THX is branching out beyond its traditional AV core with a certification program that “ensures a world-class viewing experience for augmented and virtual reality wearable devices.”
Developed in partnership with the Osterhout Design Group (ODG), creator of augmented, virtual, and mixed-reality smartglasses, the THX Virtual Cinema Display Certification program will verify that head-mounted display devices are calibrated to the same color and resolution standards used in professional Hollywood studios.
The certification process is also designed to guarantee smooth video playback without stuttering or motion artifacts and includes tests for color accuracy, video processing, grayscale quality, and proper visual geometry.
ODG’s flagship R-9 will be the first THX-certified smartglasses in the program. The $1,800 headset, a self-contained computer based on Qualcomm’s Snapdragon 835 processor with 1080p resolution, is noted delivering a 50° field of view (FOV), which the company says is equivalent to looking at a 100-inch screen from 8 feet away. The glasses are designed for a variety of wide field of view experiences from “light enterprise to prosumer media consumption.”
The R-9 is also a development platform for mobile mixed reality and smartglasses applications. A release date for the R-9 was not announced but ODG is accepting pre-orders on its website.
"Augmented reality is the future of audio and visual advancement," said THX’s Bill Rusitzky. "We chose to partner with ODG to certify their product's best-in-class cinematic experience because we are dedicated to establishing high standards in next-generation technologies, as we have achieved with existing technologies over the past 30 years.
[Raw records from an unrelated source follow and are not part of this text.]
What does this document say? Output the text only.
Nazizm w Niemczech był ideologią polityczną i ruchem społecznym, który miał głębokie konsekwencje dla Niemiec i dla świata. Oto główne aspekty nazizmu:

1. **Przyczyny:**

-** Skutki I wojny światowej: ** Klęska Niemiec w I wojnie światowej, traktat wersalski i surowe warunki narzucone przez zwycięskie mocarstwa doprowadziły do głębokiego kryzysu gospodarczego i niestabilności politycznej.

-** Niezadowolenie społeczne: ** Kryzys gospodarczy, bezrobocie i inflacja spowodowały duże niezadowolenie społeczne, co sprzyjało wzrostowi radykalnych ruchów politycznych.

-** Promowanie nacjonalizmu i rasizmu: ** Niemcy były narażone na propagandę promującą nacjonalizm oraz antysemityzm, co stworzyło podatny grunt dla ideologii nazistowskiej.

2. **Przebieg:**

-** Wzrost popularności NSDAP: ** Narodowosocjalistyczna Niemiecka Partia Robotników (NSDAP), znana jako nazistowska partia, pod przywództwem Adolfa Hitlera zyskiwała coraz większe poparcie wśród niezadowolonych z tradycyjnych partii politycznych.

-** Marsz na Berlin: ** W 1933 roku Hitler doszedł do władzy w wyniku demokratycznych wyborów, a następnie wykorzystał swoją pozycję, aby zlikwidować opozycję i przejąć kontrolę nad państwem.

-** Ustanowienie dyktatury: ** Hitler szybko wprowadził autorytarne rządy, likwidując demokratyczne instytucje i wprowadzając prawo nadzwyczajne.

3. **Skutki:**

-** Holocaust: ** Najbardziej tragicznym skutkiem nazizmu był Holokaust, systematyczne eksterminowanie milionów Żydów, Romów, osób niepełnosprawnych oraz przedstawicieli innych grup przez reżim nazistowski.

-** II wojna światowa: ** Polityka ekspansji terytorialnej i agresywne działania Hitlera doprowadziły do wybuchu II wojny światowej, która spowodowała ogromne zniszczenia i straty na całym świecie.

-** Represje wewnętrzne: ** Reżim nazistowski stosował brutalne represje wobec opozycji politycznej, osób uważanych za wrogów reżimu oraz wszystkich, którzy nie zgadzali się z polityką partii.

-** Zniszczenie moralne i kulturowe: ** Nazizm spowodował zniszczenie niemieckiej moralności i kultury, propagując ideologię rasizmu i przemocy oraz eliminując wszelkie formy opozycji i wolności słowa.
We are excited to continue this commitment to consumers, and come together with ODG to deliver premium AV experiences in a very new way."
“ODG is pioneering a new medium of heads up, hands free computing that will transform how we consume, interact with and discover information, people and objects in the world around us,” said ODG founder and CEO Ralph Osterhout, noting that expert users have said images viewed on the R-9 have no visible pixels and photo-realistic clarity, including the ability to read 8-point text.